Ces artistes n’ont rien de mystérieux : ils dévoilent et jettent à la foule tous leurs secrets et toutes leurs recettes. Les prend qui veut ! Mais peu les prennent, et moins encore en profitent. Car ce n’est pas leurs papiers et leurs ingrédiens chimiques, et leurs écrans et leurs lampes au magnésium, qui font leur supériorité, c’est leur éducation esthétique et c’est leur goût. Pas plus en art qu’en armes, il n’est de « botte secrète ». Ce sont les procédés les plus simples et les plus connus qui mènent le mieux au but qu’on veut atteindre ; le secret n’est point dans une combinaison de recettes soigneusement tues et dont on peut donner ou ne pas donner la formule : il est dans la tête, il est dans l’œil, il est dans la main, il est dans le cœur.
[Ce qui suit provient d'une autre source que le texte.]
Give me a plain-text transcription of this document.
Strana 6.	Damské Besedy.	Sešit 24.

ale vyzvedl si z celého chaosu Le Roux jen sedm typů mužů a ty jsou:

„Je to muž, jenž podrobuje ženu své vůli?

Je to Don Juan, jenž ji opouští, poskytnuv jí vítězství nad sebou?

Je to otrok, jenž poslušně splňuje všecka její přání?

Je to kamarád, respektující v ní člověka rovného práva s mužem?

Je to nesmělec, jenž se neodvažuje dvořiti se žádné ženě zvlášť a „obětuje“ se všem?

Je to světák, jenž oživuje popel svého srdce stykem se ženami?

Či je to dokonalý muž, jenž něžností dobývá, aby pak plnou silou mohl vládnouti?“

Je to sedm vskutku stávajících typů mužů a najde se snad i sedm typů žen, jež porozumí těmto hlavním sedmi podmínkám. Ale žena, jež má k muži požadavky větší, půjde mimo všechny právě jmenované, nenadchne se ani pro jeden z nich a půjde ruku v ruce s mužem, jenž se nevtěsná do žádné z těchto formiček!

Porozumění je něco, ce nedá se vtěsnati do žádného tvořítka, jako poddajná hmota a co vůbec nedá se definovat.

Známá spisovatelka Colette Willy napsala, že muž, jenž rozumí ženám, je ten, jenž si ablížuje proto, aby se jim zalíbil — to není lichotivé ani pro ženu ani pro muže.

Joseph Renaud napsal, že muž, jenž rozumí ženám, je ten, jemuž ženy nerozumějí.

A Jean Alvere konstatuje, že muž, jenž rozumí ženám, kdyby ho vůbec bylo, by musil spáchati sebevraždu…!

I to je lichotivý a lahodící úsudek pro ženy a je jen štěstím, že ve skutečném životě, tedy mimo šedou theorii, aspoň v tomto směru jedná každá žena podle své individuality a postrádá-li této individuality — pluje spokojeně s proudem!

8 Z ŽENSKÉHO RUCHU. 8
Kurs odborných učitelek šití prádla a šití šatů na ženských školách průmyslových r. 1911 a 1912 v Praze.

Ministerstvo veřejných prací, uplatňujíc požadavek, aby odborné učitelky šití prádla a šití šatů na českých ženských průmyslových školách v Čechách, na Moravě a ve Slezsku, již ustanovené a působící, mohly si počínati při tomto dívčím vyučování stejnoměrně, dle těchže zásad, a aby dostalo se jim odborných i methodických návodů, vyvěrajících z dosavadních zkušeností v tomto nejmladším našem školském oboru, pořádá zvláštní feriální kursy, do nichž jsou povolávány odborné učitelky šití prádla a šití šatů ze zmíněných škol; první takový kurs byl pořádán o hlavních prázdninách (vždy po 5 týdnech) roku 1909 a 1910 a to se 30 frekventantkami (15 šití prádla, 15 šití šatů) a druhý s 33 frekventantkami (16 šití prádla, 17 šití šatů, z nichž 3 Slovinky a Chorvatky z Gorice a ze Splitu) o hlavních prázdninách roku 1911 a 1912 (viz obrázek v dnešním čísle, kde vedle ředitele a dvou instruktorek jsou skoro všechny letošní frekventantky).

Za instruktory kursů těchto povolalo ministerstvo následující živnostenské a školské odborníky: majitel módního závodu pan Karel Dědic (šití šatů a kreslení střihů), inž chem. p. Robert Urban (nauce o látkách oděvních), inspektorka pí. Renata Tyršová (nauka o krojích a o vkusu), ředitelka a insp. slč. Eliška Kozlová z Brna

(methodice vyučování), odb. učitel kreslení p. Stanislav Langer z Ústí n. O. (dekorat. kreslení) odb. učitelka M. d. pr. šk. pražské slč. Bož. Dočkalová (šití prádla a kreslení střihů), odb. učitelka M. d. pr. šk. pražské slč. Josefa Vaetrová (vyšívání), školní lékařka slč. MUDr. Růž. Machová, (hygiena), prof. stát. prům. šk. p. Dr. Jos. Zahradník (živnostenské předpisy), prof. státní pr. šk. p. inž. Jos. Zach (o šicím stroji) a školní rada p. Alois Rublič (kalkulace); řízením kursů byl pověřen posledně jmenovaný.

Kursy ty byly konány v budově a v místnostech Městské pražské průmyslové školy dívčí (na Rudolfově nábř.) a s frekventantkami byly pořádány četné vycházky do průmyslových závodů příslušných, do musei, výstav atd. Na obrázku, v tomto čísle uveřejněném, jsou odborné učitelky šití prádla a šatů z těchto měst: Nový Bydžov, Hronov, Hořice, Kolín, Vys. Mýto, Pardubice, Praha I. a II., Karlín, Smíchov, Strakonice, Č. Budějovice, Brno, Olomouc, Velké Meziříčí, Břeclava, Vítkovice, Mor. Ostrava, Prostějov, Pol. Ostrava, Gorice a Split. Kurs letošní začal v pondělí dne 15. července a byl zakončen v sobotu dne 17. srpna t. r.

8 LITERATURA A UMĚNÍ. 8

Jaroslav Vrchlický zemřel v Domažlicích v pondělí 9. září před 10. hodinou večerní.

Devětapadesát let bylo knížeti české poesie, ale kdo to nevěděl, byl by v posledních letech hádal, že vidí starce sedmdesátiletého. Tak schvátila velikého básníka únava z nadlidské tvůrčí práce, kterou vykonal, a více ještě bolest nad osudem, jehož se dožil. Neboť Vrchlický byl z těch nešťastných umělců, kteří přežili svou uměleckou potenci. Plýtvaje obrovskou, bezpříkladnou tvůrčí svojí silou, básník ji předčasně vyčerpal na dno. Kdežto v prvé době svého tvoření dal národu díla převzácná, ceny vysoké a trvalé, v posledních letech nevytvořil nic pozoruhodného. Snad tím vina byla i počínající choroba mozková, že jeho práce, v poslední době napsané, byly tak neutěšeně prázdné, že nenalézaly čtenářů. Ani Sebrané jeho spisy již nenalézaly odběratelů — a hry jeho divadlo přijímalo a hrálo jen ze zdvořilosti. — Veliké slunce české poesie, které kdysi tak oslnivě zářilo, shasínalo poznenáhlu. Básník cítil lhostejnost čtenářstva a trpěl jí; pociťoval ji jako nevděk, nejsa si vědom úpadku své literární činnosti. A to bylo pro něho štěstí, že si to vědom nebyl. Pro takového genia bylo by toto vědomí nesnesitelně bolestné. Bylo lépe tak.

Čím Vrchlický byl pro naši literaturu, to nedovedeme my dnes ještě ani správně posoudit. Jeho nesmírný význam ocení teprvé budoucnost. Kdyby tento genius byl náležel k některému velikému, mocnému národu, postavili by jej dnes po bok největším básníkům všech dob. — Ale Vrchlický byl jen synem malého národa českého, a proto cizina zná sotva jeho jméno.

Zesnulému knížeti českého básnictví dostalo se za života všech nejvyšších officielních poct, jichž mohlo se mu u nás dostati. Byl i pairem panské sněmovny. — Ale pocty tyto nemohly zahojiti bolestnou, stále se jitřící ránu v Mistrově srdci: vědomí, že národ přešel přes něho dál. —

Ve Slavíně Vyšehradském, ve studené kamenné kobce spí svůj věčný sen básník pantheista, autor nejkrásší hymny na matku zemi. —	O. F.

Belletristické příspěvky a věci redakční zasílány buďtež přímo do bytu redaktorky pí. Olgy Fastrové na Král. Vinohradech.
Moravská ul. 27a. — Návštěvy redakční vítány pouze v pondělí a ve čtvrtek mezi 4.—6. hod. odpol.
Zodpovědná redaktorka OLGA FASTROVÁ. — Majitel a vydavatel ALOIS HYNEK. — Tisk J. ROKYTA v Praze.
Et s’il fallait une preuve de plus que ce ne sont nullement des procédés nouveaux, mais bien de nouvelles intentions qui créent ces belles œuvres photographiques, on la trouverait dans ce fait que, parmi tant de milliers de photographes qui couvrent la surface de la terre, il n’en est guère plus de dix ou douze en France et d’une trentaine à l’étranger qui aient, jusqu’ici, produit des épreuves comparables à des œuvres d’art. Et combien chacun en produit-il ? A peine, par an, une ou deux qui vaillent la peine d’être citées. Cela doit rassurer les artistes ; et ceux-ci feraient sagement en ouvrant les portes de leurs expositions de blanc et de noir aux chercheurs modestes et enthousiastes qui s’acheminent, par des voies différentes, au même idéal.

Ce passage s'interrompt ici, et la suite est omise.